When driving on a dry road in the summertime, drivers hardly have to think about their tyres. When a thunderstorm breaks or a persistent summer rain fills the grooves in the road or a slush-weather occurs in between harder winter conditions, it is quite a different ballgame. The danger of aquaplaning and slush planning can be felt in the steering: it is difficult to control the car, especially if the tyres are in poor condition or worn out. The best way to prevent aquaplaning and slush planning is to use new tyres. Even new tyres do not completely eliminate the risk of aquaplaning or slush planing, but it is possible to control the car as long as you adjust the driving speed to the conditions.
From the viewpoint of traffic safety, it is important to have both winter as summer tyres with the proper groove depth and properties to suit the weather conditions. When there is excess water or slush on the road and the driving speed exceeds a certain limit, the tread pattern of the tyre no longer pushes aside the water or slush from underneath the tyre. The feel between the tyre and the road will be lost, and so will the grip.
When there is less than four millimeters of tread on the tyres (in Norwegian: dekk), the tyres' wet grip and aquaplaning as well as slush planing properties essentially deteriorate; the risk of aquaplaning and slush planing, in particular, greatly increases. Furthermore, the breaking distance is longer and the car will skid easier.
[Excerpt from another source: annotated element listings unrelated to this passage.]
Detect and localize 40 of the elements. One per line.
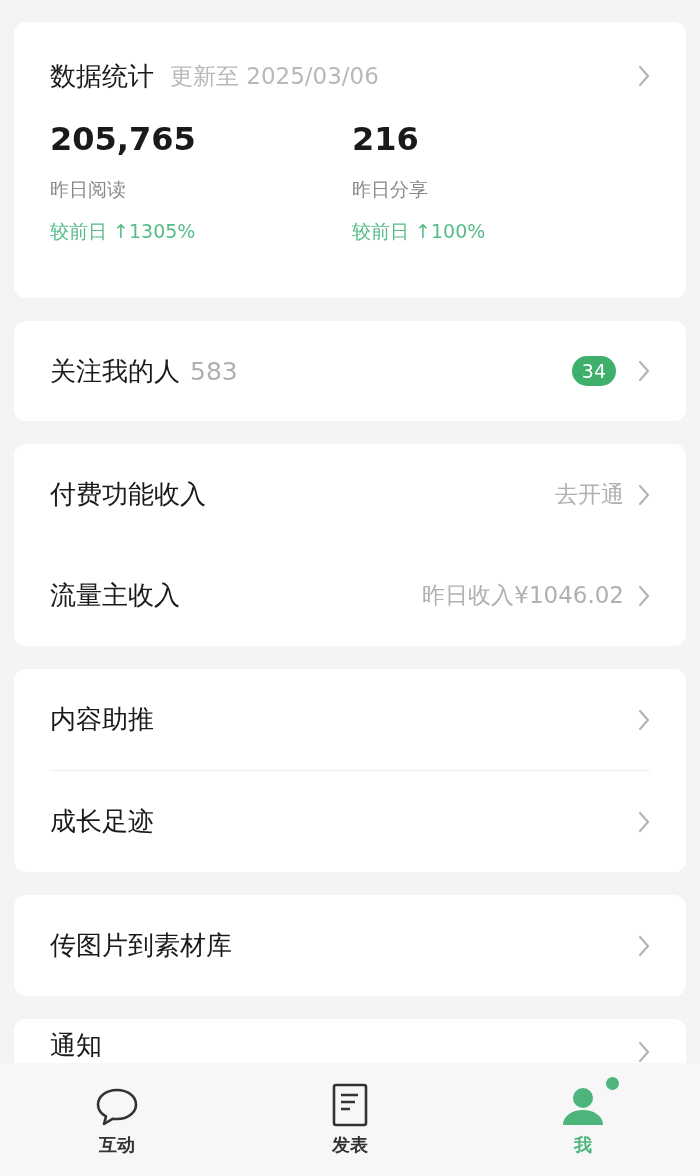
metric-label: 昨日分享 [352, 177, 428, 202]
chevron-icon [638, 1041, 650, 1063]
chevron-icon [638, 810, 650, 833]
update-date: 更新至 2025/03/06 [170, 61, 380, 91]
stats-header[interactable]: 数据统计 更新至 2025/03/06 [50, 46, 650, 106]
metric-value: 205,765 [50, 119, 196, 160]
chat-bubble-icon [94, 1087, 139, 1127]
stats-title: 数据统计 [50, 59, 154, 93]
metric-change: 较前日 ↑1305% [50, 219, 196, 244]
menu-row[interactable]: 付费功能收入 去开通 [14, 444, 686, 545]
person-icon [561, 1085, 606, 1127]
chevron-icon [638, 584, 650, 607]
chevron-icon [638, 360, 650, 382]
menu-row[interactable]: 通知 [14, 1019, 686, 1063]
row-label: 流量主收入 [50, 579, 181, 612]
document-icon [332, 1083, 368, 1127]
followers-row[interactable]: 关注我的人 583 34 [14, 321, 686, 421]
row-detail: 昨日收入¥1046.02 [422, 581, 624, 610]
row-label: 付费功能收入 [50, 478, 207, 511]
chevron-icon [638, 708, 650, 731]
row-label: 通知 [50, 1029, 103, 1062]
chevron-icon [638, 934, 650, 957]
row-label: 内容助推 [50, 703, 155, 736]
follower-count: 583 [190, 356, 239, 386]
menu-row[interactable]: 内容助推 [14, 669, 686, 770]
row-label: 关注我的人 [50, 354, 180, 388]
chevron-icon [638, 65, 650, 87]
metric-change: 较前日 ↑100% [352, 219, 486, 244]
row-label: 成长足迹 [50, 805, 155, 838]
tab[interactable]: 发表 [233, 1063, 467, 1176]
tab[interactable]: 互动 [0, 1063, 234, 1176]
row-detail: 去开通 [555, 480, 624, 509]
new-followers-badge: 34 [571, 356, 616, 386]
menu-row[interactable]: 传图片到素材库 [14, 895, 686, 996]
row-label: 传图片到素材库 [50, 929, 233, 962]
metric-label: 昨日阅读 [50, 177, 126, 202]
chevron-icon [638, 483, 650, 506]
metric-value: 216 [352, 119, 419, 160]
menu-row[interactable]: 流量主收入 昨日收入¥1046.02 [14, 545, 686, 646]
menu-row[interactable]: 成长足迹 [14, 771, 686, 872]
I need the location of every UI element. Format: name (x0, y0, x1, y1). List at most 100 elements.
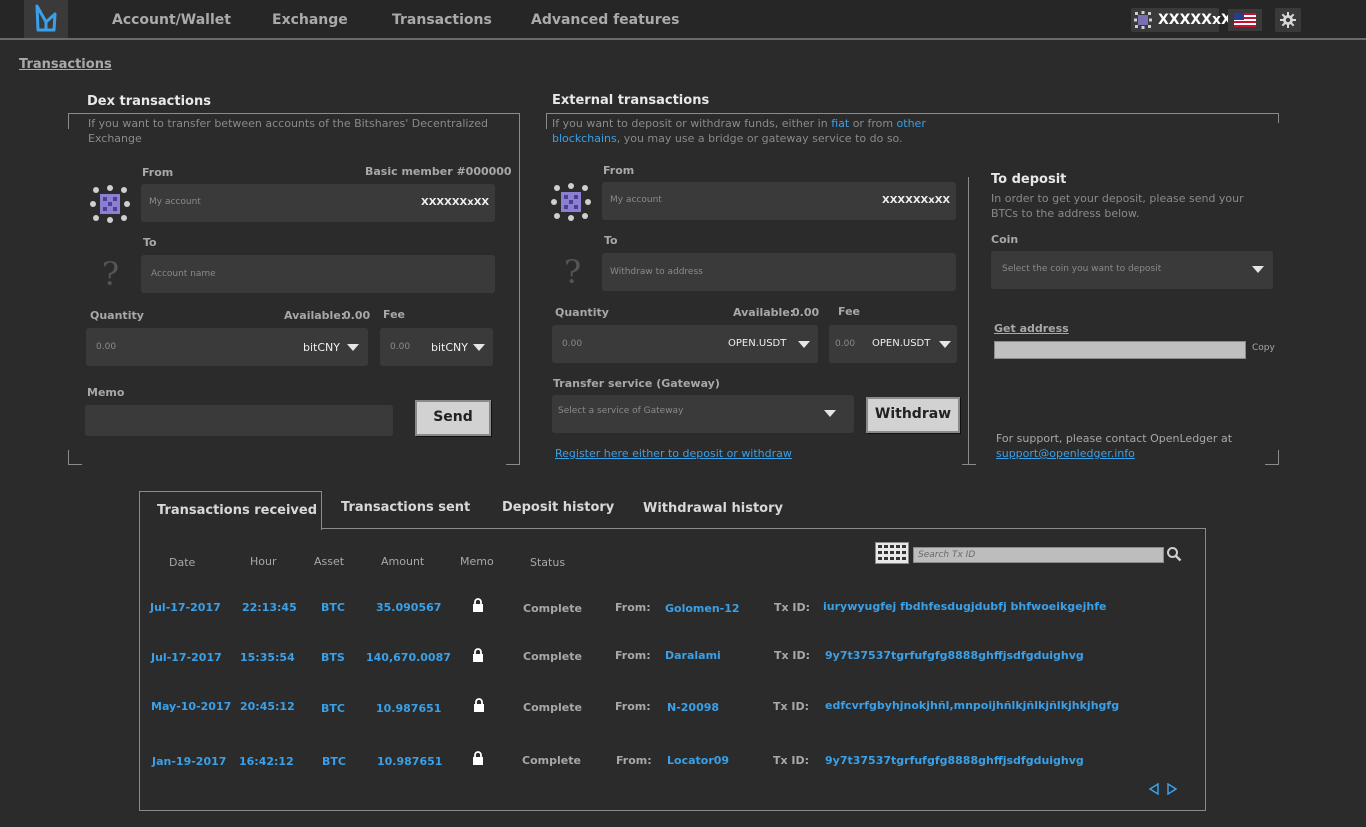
search-icon[interactable] (1166, 546, 1182, 562)
cell-txid-label: Tx ID: (774, 601, 811, 614)
member-label: Basic member #000000 (365, 165, 512, 178)
external-from-placeholder: My account (610, 195, 662, 205)
nav-account-wallet[interactable]: Account/Wallet (112, 12, 231, 28)
coin-select[interactable]: Select the coin you want to deposit (991, 251, 1273, 289)
cell-from[interactable]: Locator09 (667, 754, 729, 767)
transactions-table (139, 528, 1206, 811)
external-desc-suffix: , you may use a bridge or gateway servic… (616, 132, 903, 145)
deposit-description: In order to get your deposit, please sen… (991, 192, 1244, 220)
cell-date: Jan-19-2017 (152, 755, 227, 768)
chevron-down-icon[interactable] (347, 344, 359, 351)
get-address-link[interactable]: Get address (994, 322, 1069, 335)
cell-txid-label: Tx ID: (774, 649, 811, 662)
external-from-label: From (603, 164, 635, 177)
external-from-field[interactable]: My account XXXXXXxXX (602, 182, 956, 220)
chevron-down-icon[interactable] (939, 341, 951, 348)
external-quantity-value: 0.00 (562, 339, 583, 349)
tab-withdrawal-history[interactable]: Withdrawal history (643, 501, 783, 516)
calendar-icon[interactable] (875, 542, 909, 564)
nav-advanced-features[interactable]: Advanced features (531, 12, 680, 28)
next-page-icon[interactable] (1166, 783, 1178, 795)
gateway-select[interactable]: Select a service of Gateway (552, 395, 854, 433)
chevron-down-icon[interactable] (798, 341, 810, 348)
support-email-link[interactable]: support@openledger.info (996, 447, 1135, 460)
cell-txid[interactable]: 9y7t37537tgrfufgfg8888ghffjsdfgduighvg (825, 649, 1084, 662)
header-memo[interactable]: Memo (460, 555, 494, 568)
external-fee-asset[interactable]: OPEN.USDT (872, 338, 930, 349)
dex-description: If you want to transfer between accounts… (88, 117, 488, 145)
breadcrumb[interactable]: Transactions (19, 57, 112, 72)
dex-fee-field[interactable]: 0.00 bitCNY (380, 328, 493, 366)
external-frame-top (546, 113, 1279, 114)
frame-line (519, 113, 520, 465)
dex-from-account: XXXXXXxXX (421, 197, 490, 208)
settings-button[interactable] (1275, 8, 1301, 32)
cell-asset: BTC (322, 755, 346, 768)
frame-line (506, 464, 520, 465)
frame-line (68, 113, 69, 129)
copy-button[interactable]: Copy (1252, 343, 1275, 353)
from-account-identicon-icon (90, 185, 130, 223)
header-status[interactable]: Status (530, 556, 565, 569)
header-asset[interactable]: Asset (314, 555, 344, 568)
language-selector[interactable] (1228, 9, 1262, 31)
dex-from-field[interactable]: My account XXXXXXxXX (141, 184, 495, 222)
chevron-down-icon[interactable] (1252, 266, 1264, 273)
fiat-link[interactable]: fiat (831, 117, 849, 130)
lock-icon[interactable] (472, 751, 484, 765)
cell-from-label: From: (615, 601, 651, 614)
lock-icon[interactable] (472, 598, 484, 612)
dex-to-input[interactable]: Account name (141, 255, 495, 293)
dex-quantity-value: 0.00 (96, 342, 117, 352)
nav-exchange[interactable]: Exchange (272, 12, 348, 28)
dex-from-placeholder: My account (149, 197, 201, 207)
dex-memo-label: Memo (87, 386, 125, 399)
lock-icon[interactable] (473, 698, 485, 712)
external-desc-prefix: If you want to deposit or withdraw funds… (552, 117, 832, 130)
send-button[interactable]: Send (415, 400, 491, 436)
dex-quantity-input[interactable]: 0.00 bitCNY (86, 328, 368, 366)
dex-quantity-asset[interactable]: bitCNY (303, 341, 340, 354)
withdraw-address-input[interactable]: Withdraw to address (602, 253, 956, 291)
other-blockchains-link-2[interactable]: blockchains (552, 132, 617, 145)
account-name[interactable]: XXXXXxX (1158, 12, 1232, 28)
header-hour[interactable]: Hour (250, 555, 277, 568)
bitshares-logo[interactable] (24, 0, 68, 38)
header-date[interactable]: Date (169, 556, 195, 569)
cell-date: Jul-17-2017 (150, 601, 221, 614)
external-from-account: XXXXXXxXX (882, 195, 951, 206)
external-quantity-input[interactable]: 0.00 OPEN.USDT (552, 325, 818, 363)
chevron-down-icon[interactable] (473, 344, 485, 351)
other-blockchains-link[interactable]: other (897, 117, 926, 130)
dex-memo-textarea[interactable] (85, 405, 393, 436)
cell-txid[interactable]: 9y7t37537tgrfufgfg8888ghffjsdfgduighvg (825, 754, 1084, 767)
from-account-identicon-icon (551, 183, 591, 221)
search-txid-input[interactable]: Search Tx ID (913, 547, 1164, 563)
deposit-address-field[interactable] (994, 341, 1246, 359)
tab-deposit-history[interactable]: Deposit history (502, 500, 614, 515)
tab-transactions-sent[interactable]: Transactions sent (341, 500, 470, 515)
unknown-account-icon: ? (102, 255, 119, 289)
dex-fee-asset[interactable]: bitCNY (431, 341, 468, 354)
coin-label: Coin (991, 233, 1019, 246)
register-gateway-link[interactable]: Register here either to deposit or withd… (555, 447, 792, 460)
prev-page-icon[interactable] (1148, 783, 1160, 795)
cell-from[interactable]: N-20098 (667, 701, 719, 714)
tab-label-received[interactable]: Transactions received (157, 503, 317, 518)
cell-txid[interactable]: iurywyugfej fbdhfesdugjdubfj bhfwoeikgej… (823, 600, 1107, 613)
external-fee-field[interactable]: 0.00 OPEN.USDT (829, 325, 957, 363)
external-to-label: To (604, 234, 618, 247)
withdraw-address-placeholder: Withdraw to address (610, 267, 703, 277)
cell-txid[interactable]: edfcvrfgbyhjnokjhñl,mnpoijhñlkjñlkjñlkjh… (825, 699, 1119, 712)
withdraw-button[interactable]: Withdraw (866, 397, 960, 433)
external-quantity-asset[interactable]: OPEN.USDT (728, 338, 786, 349)
cell-hour: 16:42:12 (239, 755, 294, 768)
cell-from[interactable]: Golomen-12 (665, 602, 740, 615)
header-amount[interactable]: Amount (381, 555, 424, 568)
frame-line (68, 450, 69, 465)
lock-icon[interactable] (472, 648, 484, 662)
chevron-down-icon[interactable] (824, 410, 836, 417)
nav-transactions[interactable]: Transactions (392, 12, 492, 28)
cell-from[interactable]: Daralami (665, 649, 721, 662)
dex-to-label: To (143, 236, 157, 249)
Tests conducted by Nokian Tyres show that with a worn-out along
tyre (tread less than 1.6 millimeters, approximately 5 millimeters of water on the road), aquaplaning or slush planning will occur when driving in a curve at the speed of 80 km/h, whereas the aquaplaning and slush planning speed for new tyres is 95 km/h.
When the driving speed increases and the tyres wear out, the contact area between the tyre and the road is dramatically reduced. The contact area of a vehicle with worn-out tyres, 1.6 millimeters, is only 16% when compared to a stationary vehicle.